Sugar Hill is a historic district in the northern part of the Hamilton Heights section of Harlem in the New York City borough of Manhattan. Defined by 155th Street to the north, 145th Street to the south, Edgecombe Avenue to the east, and Amsterdam Avenue to the west, it gained its name in the 1920s when the locale became a popular place for wealthy African Americans to live during Harlem Renaissance.
Reflective of the “sweet life” there, Sugar Hill featured rowhouses for such prominent African Americans as W. E. B. Du Bois, Thurgood Marshall, Adam Clayton Powell Jr., and Duke Ellington. Langston Hughes wrote about its relative affluence in his essay “Down and Under in Harlem” published in The New Republic in 1944:
“If you are white and are reading this vignette, don’t take it for granted that all Harlem is a slum. It isn’t. There are big apartment houses up on the hill, Sugar Hill, and up by City College — nice high-rent-houses with elevators and doormen, where Canada Lee lives, and W. C. Handy, and the George S. Schuylers, and the Walter Whites, where colored families send their babies to private kindergartens and their youngsters to Ethical Culture School.”
Sugar Hill was made a municipal historic district by the New York City Landmarks Preservation Commission in 2000 and listed on the National Register of Historic Places in 2002. The District has 414 contributing buildings, two contributing sites, three contributing structures, and one contributing object.
Sugar Hill is mentioned in the lyrics to the jazz standard “Take the A Train” by Billy Strayhorn. It is also referred to by rapper AZ’s “Sugar Hill” on his album Doe or Die. Henry Allen, Jr. (commonly known as Henry Red Allen) recorded “Sugar Hill Function” (written by Charlie Holmnes) on February 18, 1930. There is also a song by Rex Stewart and his Fifty-Second Street Stompers (one of the four Duke Ellington small groups) called “Sugar Hill Shim-Sham” recorded on July 7, 1937.

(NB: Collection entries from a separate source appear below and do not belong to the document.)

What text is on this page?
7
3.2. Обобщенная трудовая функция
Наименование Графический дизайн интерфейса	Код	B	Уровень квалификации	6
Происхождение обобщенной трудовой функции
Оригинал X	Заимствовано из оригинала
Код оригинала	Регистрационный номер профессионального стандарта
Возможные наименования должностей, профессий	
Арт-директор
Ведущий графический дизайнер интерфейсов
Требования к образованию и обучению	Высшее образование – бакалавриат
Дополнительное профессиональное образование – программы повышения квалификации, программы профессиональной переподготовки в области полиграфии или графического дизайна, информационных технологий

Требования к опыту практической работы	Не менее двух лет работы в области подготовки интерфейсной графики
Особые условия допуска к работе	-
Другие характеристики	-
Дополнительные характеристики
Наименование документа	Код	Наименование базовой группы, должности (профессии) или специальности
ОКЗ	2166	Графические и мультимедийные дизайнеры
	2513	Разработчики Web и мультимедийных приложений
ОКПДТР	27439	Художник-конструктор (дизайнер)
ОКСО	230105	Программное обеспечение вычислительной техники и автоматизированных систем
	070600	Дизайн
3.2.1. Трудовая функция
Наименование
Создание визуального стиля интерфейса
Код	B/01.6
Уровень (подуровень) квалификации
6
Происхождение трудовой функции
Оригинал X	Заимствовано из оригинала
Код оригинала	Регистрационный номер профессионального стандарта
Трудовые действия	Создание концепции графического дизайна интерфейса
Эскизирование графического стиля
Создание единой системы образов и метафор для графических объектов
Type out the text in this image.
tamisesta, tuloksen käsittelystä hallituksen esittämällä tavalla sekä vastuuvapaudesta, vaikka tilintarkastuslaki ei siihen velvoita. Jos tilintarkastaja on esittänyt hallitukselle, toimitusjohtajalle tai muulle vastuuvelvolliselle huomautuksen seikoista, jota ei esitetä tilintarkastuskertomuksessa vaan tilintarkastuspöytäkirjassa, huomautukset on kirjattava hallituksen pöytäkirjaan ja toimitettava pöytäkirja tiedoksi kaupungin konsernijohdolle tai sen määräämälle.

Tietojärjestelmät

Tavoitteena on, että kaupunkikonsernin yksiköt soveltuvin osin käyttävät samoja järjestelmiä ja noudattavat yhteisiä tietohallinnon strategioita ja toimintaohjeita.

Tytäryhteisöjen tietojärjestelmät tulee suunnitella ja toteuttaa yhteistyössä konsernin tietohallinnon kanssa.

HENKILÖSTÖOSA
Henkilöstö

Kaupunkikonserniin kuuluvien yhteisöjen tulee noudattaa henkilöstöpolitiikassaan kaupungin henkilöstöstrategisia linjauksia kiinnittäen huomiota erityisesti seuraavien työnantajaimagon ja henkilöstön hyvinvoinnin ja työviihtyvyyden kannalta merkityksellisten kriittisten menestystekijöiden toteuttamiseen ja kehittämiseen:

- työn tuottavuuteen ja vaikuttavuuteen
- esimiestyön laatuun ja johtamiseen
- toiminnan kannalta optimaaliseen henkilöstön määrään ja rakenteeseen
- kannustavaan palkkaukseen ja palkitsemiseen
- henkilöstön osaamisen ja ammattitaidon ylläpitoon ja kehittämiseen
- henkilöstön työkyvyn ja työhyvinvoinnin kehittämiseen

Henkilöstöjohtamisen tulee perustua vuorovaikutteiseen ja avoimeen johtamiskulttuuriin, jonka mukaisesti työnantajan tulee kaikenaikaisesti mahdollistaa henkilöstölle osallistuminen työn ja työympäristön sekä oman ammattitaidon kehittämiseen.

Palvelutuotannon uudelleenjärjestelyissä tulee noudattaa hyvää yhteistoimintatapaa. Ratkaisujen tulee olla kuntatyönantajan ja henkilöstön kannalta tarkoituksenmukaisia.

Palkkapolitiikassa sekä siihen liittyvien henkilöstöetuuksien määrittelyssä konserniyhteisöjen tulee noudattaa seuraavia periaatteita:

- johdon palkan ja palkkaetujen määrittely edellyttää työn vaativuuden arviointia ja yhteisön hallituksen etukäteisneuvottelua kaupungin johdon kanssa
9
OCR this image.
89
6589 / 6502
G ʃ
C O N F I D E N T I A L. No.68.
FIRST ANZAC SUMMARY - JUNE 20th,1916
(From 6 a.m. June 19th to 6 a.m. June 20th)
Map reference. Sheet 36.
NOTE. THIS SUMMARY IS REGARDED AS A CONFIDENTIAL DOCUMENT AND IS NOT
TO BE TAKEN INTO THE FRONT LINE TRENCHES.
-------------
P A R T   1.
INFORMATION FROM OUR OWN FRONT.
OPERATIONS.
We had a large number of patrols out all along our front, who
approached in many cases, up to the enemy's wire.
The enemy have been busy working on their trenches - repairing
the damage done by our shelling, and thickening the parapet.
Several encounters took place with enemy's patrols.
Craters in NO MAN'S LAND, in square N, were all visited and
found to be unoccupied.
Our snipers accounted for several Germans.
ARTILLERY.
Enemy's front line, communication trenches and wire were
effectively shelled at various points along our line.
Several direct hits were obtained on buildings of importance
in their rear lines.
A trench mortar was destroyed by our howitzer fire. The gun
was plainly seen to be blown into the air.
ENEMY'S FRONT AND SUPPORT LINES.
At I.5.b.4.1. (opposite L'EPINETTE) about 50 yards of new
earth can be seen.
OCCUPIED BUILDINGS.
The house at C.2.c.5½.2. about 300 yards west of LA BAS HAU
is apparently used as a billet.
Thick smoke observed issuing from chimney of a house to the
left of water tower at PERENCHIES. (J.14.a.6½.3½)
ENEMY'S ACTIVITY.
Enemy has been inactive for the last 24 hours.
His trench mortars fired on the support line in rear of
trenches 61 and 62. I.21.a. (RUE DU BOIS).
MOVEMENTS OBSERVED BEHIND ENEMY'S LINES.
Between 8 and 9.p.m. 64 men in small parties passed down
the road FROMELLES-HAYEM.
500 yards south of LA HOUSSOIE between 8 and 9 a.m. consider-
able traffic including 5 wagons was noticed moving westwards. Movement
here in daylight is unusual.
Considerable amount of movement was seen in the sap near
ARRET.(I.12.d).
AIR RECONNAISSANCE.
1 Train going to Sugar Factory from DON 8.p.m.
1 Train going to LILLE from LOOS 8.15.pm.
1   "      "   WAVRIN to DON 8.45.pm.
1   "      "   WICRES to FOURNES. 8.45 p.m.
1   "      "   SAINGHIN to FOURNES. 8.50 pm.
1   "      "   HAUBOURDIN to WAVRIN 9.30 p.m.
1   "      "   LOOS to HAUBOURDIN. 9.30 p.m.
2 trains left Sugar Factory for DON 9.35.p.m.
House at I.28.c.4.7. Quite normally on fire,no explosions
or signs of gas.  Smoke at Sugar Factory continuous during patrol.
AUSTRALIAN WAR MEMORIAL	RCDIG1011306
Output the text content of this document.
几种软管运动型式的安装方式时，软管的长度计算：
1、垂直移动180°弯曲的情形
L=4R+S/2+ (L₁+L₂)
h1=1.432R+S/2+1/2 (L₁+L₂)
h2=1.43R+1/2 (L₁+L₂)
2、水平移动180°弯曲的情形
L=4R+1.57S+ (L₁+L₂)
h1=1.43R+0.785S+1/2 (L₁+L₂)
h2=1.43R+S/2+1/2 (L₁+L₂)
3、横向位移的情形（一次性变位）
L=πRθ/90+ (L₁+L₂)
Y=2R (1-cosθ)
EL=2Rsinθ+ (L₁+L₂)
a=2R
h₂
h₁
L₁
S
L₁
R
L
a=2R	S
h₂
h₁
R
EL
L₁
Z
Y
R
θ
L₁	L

An award-winning 2012 memoir by author Terry Mulligan, “Sugar Hill, Where the Sun Rose Over Harlem,” is a chronicle of the writer’s experiences growing up in the 1950s and ’60s in the famous neighborhood, where her neighbors included future US Supreme Court Justice Thurgood Marshall, early rock n’ roll legend Frankie Lymon, and New York Baseball great Willie Mays, among other well-known names.